Le père bredouille

Le père bredouille

Habitait près du fleuve un homme déjà âgé et qui aimait pêcher. Fin connaisseur du monde aquatique, il savait où ferrer la carpe, dénicher la tanche ou traquer le brochet. D’autres pêcheurs venaient souvent le consulter, qui pour une esche, qui pour un appât ou une ligne. Sa bibliothèque, volumineuse, ne contenaient que des livres halieutiques, comme celle du chanoine, des ouvrages théologiques. Et quand le soir il rentrait chez lui, la bourriche débordant de beaux poissons d’argent, tout le monde des gens d’à terre le complimentait de son savoir-faire.

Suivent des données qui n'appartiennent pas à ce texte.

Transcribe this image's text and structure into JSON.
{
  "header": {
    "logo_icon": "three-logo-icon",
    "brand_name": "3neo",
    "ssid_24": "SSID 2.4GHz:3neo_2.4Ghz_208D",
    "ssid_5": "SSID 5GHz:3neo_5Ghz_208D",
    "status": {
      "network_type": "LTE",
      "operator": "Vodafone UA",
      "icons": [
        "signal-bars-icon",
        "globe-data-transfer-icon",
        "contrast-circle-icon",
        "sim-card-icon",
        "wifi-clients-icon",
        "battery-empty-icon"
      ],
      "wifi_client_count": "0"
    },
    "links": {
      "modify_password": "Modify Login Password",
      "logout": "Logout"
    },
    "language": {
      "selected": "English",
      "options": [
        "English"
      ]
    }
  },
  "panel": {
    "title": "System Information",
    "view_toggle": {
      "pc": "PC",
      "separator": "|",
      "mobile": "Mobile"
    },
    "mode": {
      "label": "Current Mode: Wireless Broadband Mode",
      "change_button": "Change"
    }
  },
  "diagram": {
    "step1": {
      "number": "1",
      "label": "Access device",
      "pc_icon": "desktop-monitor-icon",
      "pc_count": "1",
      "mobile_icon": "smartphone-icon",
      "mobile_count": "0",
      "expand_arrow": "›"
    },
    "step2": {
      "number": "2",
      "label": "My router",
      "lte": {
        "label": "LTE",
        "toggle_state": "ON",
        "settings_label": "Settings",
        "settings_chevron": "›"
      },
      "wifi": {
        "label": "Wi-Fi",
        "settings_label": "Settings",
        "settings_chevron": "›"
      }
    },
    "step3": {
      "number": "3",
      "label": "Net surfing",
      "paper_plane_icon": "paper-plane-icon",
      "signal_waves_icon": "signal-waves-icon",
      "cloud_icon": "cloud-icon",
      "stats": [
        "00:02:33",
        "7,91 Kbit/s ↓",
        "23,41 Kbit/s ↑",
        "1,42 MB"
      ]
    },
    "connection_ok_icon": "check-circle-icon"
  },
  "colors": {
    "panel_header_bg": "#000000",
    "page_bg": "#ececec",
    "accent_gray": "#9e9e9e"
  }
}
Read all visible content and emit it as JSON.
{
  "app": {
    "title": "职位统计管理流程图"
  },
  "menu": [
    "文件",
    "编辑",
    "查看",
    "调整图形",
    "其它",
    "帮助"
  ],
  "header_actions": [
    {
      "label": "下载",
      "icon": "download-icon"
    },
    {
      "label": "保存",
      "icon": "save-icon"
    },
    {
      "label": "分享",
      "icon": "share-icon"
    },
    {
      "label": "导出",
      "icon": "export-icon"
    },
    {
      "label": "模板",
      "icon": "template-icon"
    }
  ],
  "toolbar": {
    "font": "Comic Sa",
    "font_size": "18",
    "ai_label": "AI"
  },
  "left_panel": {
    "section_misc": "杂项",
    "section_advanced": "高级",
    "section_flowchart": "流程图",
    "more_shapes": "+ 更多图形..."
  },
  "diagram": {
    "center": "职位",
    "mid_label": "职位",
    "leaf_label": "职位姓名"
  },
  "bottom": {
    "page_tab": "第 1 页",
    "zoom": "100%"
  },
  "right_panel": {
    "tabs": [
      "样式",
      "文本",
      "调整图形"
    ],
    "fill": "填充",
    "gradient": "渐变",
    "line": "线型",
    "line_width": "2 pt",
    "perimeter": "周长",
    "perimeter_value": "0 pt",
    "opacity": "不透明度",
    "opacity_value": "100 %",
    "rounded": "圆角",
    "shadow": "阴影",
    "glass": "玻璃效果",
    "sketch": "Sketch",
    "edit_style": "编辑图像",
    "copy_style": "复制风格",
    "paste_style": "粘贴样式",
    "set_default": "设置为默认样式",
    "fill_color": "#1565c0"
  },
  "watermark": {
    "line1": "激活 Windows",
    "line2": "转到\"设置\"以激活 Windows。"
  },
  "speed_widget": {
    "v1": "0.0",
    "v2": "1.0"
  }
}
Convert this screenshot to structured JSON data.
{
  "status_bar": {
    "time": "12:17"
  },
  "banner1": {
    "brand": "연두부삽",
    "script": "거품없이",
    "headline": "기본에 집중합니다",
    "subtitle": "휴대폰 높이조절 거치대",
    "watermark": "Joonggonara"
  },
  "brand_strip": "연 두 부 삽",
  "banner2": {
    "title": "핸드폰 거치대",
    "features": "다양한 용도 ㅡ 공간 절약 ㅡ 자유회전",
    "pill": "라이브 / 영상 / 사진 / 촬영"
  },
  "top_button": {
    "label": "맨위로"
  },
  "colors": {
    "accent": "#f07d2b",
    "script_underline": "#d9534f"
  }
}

Or, un jour, toutes ses pêches miraculeuses cessèrent brusquement. Et lorsque l’on demandait à Ursmar pourquoi il ne rapportait plus le moindre goujon, il répondait vaguement, invoquant tantôt la pollution, tantôt la malchance, tantôt les changements de temps. Mais les gens d’à terre ne s’y trompaient pas : ils voyaient bien que les autres pêcheurs revenaient du fleuve la bourriche bien remplie, mais ne savaient plus que penser.

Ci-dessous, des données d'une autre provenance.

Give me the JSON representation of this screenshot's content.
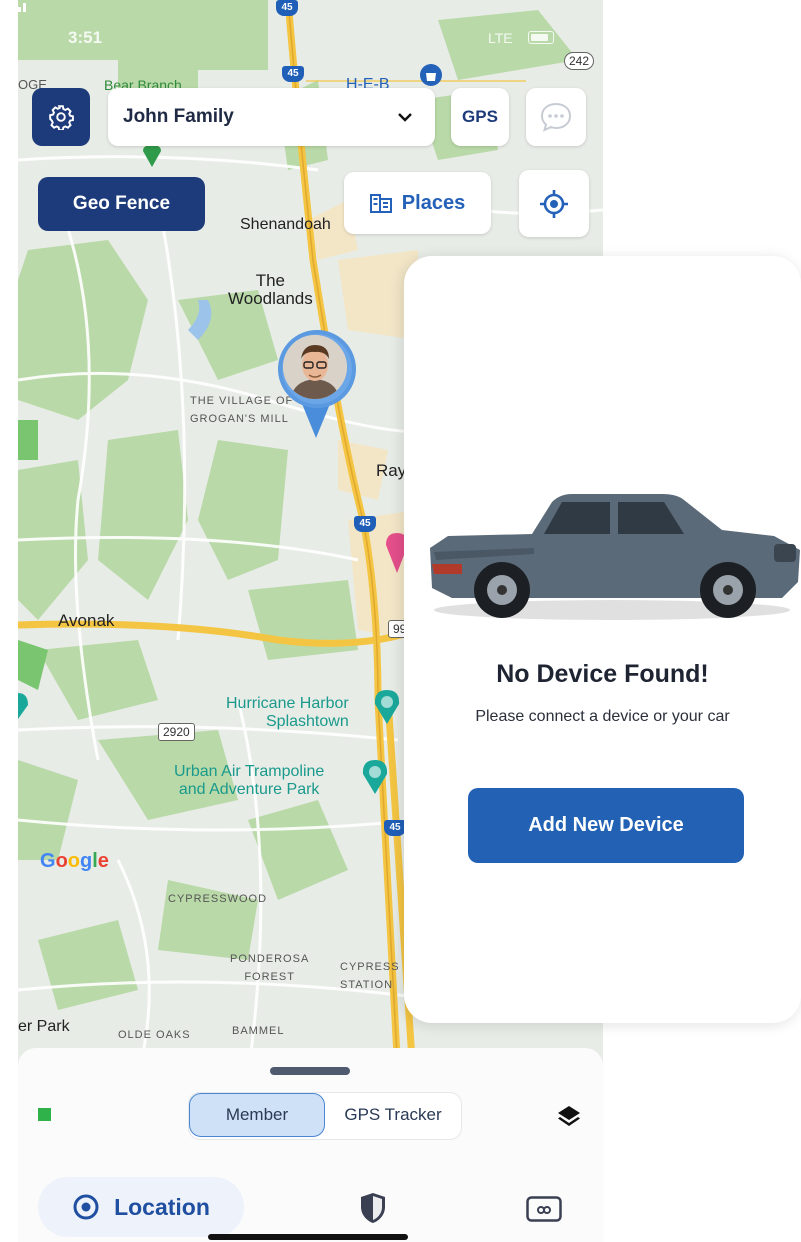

A la longue, ils se mirent à le railler, tant qu’à la fin ils l’affublèrent du sobriquet de « Père Bredouille ». Lui ne s’en offusquait guère et persistait à côtoyer le fleuve, jetant sa ligne par-ci par-là.

Un jour, une fillette un peu curieuse surprit le Père Bredouille occupé à pêcher. Quelle ne fut pas sa surprise de voir qu’il n’y avait pas d’hameçon au bout de sa ligne ! Jusque un petit sac de mailles rempli de terre mêlée à des graines. Elle osa lui parler :

« Père Bredouille, il n’y a pas d’hameçon au bout de cette ligne. »

L’autre sourit puis dit :

« Cela est vrai. Je m’en vais te dire pourquoi, mais que cela reste entre nous. Tu vois, j’ai perdu le goût de la pêche.

– Et pourquoi donc ?

– J’ai beaucoup réfléchi il y a quelques années. Mettons-nous à la place d’une poisson qu’on vient de pêcher. Te rends-tu compte de son supplice ? Imagine que tu marche le long de l’eau et que tu voies apparaître un magnifique gâteau. Tu l’avales aussitôt sans savoir que dans le gâteau il y a un croc de fer qui te perce les lèvres, le palais ou même les entrailles. La corde attachée au croc te tire au fond de l’eau où… »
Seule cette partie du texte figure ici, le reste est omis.